Summary and Key Takeaways
Here's what we've achieved: We started with a function, f(x) = (2x + 5) / (x - 1)³, and we wanted to find its primitive F(x). We used partial fraction decomposition to rewrite f(x) as f(x) = 2 / (x - 1)² + 7 / (x - 1)³. We then integrated this to find F(x) = -2 / (x - 1) - 7 / [2(x - 1)²] + C, and finally, we used the condition F(2) = 0 to find the constant of integration, resulting in the final answer: F(x) = -2 / (x - 1) - 7 / [2(x - 1)²] + 11/2. The problem perfectly illustrates the relationship between a function and its primitive function. We have used decomposition to find the primitive function. This shows how different mathematical techniques can be combined to solve complex problems.

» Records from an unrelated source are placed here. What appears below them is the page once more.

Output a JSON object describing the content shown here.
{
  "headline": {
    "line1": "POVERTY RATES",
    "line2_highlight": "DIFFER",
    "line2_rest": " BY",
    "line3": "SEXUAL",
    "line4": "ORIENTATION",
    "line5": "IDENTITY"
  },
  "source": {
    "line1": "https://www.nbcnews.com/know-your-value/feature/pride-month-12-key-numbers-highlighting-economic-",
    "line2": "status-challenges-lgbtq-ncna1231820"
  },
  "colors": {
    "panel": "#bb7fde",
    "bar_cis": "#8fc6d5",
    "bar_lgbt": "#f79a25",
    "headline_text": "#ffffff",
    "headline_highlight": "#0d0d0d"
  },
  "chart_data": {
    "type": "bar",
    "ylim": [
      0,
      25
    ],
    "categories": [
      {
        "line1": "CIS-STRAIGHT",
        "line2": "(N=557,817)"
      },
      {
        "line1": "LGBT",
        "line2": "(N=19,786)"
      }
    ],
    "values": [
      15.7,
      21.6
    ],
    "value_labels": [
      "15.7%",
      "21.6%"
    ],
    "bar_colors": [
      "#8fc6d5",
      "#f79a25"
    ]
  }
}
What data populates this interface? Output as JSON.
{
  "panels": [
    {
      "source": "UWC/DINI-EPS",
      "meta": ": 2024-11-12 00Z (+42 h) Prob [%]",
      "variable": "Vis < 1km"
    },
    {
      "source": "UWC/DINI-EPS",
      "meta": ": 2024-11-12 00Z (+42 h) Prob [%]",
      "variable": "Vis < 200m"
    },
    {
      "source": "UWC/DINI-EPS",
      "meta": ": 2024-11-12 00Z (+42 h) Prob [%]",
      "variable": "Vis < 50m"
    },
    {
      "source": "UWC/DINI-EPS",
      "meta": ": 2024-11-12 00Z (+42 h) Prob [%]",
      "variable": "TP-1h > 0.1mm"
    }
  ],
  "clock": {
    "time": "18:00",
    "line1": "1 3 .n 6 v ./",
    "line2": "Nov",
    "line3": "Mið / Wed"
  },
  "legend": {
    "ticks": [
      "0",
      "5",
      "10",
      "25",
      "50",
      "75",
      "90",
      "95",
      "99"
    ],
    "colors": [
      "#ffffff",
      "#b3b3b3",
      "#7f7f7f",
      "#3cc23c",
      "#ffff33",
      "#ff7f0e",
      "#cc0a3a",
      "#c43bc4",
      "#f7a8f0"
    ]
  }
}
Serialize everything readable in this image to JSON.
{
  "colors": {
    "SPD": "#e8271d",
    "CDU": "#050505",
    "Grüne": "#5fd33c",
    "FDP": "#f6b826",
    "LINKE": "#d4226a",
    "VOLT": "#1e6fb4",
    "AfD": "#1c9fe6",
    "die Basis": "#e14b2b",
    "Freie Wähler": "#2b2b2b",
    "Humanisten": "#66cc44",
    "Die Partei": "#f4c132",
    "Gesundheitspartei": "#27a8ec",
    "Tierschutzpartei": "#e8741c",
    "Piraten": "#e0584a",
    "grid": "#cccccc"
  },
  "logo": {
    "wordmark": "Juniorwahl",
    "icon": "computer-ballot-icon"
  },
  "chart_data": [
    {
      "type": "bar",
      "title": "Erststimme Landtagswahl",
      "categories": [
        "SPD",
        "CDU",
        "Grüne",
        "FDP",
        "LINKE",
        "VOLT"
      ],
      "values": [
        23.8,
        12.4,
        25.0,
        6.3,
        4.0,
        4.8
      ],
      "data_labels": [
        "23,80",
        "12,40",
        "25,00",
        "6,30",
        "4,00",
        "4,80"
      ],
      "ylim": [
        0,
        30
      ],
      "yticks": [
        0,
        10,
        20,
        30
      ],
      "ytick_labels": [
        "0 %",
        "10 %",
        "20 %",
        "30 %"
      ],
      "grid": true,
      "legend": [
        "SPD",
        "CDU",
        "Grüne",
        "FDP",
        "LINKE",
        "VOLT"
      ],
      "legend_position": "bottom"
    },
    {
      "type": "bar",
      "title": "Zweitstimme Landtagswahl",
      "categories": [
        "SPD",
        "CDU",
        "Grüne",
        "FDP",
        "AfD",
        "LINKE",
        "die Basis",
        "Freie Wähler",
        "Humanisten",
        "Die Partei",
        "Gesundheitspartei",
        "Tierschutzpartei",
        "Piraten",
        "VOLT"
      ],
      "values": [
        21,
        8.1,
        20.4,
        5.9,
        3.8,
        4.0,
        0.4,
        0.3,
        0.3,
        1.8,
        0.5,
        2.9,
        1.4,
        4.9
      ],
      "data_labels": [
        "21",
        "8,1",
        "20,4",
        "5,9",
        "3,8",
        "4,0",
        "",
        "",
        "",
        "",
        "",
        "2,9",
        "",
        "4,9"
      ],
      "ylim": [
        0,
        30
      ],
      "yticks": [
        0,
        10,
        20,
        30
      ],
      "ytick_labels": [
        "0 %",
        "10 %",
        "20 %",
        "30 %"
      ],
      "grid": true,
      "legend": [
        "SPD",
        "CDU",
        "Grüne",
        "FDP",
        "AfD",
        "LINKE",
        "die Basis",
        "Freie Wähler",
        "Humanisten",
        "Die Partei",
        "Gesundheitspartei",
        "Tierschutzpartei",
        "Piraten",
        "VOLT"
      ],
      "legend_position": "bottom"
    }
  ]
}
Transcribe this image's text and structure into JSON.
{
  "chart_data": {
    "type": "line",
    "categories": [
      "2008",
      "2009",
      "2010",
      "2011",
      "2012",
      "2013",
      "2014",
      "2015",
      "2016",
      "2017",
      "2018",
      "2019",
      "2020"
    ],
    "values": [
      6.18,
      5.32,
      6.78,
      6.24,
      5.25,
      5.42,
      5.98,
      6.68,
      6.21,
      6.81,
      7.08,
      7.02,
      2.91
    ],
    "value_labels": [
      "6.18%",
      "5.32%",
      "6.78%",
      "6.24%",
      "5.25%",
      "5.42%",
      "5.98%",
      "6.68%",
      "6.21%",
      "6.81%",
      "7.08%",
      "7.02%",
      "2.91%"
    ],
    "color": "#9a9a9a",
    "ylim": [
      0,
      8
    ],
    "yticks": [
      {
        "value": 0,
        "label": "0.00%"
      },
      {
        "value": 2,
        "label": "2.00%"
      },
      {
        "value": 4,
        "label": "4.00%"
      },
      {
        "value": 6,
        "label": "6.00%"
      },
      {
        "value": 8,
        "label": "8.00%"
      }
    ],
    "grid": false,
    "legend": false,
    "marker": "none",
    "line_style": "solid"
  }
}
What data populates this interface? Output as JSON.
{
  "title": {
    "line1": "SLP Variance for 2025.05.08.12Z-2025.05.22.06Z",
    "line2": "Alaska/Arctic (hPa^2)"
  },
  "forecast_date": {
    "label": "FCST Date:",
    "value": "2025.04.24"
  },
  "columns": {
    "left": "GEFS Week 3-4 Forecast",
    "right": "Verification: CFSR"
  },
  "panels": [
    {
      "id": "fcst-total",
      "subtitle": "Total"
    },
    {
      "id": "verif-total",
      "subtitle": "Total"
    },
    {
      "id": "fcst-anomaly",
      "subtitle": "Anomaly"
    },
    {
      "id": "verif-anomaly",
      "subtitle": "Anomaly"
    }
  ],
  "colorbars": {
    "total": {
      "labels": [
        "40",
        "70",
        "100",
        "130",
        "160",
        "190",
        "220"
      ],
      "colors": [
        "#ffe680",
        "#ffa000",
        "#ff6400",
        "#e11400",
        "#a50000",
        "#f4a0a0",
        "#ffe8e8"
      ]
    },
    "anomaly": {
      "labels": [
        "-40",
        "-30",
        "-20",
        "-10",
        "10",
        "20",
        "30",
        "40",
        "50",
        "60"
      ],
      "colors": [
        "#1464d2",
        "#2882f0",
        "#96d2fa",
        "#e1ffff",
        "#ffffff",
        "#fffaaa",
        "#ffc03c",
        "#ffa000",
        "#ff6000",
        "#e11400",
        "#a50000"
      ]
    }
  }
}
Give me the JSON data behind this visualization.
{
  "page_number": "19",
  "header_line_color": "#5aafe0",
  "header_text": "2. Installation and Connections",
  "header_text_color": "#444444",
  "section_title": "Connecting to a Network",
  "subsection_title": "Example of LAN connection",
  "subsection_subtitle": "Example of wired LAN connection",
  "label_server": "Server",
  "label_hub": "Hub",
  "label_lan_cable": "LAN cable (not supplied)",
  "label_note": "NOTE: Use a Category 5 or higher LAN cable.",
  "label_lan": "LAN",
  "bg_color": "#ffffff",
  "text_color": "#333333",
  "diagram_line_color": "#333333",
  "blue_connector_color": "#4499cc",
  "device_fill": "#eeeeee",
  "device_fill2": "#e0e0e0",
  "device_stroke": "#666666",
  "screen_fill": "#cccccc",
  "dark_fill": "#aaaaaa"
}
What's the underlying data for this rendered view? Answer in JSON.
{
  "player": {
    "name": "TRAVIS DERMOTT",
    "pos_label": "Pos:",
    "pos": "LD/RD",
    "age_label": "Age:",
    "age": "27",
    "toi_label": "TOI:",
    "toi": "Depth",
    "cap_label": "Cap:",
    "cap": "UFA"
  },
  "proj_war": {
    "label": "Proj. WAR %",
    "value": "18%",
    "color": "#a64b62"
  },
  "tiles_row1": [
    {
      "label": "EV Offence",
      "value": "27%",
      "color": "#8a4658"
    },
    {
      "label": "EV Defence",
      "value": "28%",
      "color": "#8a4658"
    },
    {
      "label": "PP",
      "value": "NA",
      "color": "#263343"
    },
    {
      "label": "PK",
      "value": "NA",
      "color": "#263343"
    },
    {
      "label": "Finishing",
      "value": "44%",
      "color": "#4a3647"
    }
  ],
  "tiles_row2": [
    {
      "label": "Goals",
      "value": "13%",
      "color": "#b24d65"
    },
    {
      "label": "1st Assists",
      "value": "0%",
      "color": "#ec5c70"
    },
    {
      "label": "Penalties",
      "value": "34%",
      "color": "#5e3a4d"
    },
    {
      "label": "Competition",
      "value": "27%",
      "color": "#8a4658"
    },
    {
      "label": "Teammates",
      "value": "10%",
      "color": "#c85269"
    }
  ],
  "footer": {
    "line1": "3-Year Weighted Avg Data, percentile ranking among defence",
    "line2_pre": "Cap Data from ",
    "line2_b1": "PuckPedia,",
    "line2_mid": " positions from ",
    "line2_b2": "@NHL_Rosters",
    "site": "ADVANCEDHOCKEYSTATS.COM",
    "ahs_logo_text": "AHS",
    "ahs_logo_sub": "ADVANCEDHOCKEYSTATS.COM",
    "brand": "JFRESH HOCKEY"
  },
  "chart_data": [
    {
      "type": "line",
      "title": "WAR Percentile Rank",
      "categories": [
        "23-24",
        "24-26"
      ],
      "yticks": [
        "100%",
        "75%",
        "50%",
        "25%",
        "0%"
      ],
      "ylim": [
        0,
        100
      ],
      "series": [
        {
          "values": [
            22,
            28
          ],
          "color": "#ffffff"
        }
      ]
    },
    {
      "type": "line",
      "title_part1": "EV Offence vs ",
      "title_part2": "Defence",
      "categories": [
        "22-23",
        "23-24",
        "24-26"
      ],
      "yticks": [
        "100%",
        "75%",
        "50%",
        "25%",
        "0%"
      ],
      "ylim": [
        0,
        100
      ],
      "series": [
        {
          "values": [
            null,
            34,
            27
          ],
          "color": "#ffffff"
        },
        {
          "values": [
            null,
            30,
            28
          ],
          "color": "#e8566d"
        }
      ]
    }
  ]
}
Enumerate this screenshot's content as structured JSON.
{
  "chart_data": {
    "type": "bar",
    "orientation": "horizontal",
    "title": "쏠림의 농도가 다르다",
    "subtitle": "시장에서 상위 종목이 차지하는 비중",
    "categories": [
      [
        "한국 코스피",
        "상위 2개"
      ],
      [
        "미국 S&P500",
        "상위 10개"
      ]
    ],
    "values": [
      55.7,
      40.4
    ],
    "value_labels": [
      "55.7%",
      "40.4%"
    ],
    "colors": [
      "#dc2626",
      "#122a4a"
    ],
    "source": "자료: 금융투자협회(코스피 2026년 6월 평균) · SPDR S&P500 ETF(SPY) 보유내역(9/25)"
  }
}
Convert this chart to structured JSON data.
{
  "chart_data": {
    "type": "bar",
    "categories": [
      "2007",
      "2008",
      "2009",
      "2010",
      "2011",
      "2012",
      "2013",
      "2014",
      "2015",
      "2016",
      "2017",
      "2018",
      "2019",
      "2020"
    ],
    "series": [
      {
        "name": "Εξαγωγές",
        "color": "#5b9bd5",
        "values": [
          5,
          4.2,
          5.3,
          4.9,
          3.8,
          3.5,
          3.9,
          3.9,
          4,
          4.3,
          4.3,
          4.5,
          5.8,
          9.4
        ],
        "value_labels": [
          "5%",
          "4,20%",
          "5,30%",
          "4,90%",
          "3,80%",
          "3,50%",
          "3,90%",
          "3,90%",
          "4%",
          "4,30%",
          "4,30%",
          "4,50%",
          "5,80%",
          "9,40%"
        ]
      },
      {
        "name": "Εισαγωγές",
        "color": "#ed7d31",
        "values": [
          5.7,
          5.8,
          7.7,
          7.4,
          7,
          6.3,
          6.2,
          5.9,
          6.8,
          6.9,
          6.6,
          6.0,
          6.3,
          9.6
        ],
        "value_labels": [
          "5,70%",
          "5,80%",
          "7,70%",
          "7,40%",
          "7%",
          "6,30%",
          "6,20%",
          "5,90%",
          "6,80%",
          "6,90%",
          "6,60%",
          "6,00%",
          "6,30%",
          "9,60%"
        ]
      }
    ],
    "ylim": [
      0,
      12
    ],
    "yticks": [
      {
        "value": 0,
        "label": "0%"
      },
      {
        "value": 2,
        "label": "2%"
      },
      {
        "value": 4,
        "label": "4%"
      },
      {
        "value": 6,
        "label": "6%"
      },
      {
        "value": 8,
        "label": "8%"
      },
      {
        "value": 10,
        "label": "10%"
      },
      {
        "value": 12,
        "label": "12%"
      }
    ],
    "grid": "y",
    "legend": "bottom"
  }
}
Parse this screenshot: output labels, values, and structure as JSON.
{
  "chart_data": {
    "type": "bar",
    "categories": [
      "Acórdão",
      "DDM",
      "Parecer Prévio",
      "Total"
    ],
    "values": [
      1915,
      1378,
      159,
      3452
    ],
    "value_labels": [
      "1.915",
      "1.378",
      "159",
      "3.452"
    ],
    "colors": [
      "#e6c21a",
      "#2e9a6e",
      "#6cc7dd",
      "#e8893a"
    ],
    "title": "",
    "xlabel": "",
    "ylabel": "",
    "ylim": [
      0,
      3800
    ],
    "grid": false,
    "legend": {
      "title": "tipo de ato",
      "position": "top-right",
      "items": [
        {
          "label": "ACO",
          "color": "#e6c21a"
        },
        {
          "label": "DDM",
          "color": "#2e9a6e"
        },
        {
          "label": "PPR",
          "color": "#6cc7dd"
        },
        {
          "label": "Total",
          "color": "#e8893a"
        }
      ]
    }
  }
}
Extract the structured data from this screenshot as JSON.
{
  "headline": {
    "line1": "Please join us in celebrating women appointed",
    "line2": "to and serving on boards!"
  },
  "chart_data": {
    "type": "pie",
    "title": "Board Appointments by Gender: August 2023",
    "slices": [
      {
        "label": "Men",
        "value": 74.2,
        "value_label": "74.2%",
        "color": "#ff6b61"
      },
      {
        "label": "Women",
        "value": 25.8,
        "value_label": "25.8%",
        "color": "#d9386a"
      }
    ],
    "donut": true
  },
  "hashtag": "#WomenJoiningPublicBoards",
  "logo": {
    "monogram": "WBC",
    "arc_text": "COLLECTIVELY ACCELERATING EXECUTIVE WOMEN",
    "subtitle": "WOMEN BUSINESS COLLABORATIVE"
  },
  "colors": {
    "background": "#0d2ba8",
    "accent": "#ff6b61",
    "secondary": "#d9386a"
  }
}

This entire exercise emphasized the importance of mastering fundamental concepts like function decomposition, integration, and the concept of a constant of integration. By working through the problem step-by-step, we've demonstrated how to analyze a function, manipulate its form for easier integration, and finally find its primitive function that satisfies specific conditions. We hope this guide has been helpful! Remember, the more you practice, the better you'll get at these types of problems. Keep up the amazing work, and keep exploring the wonderful world of mathematics! Keep experimenting and enjoy the process of learning.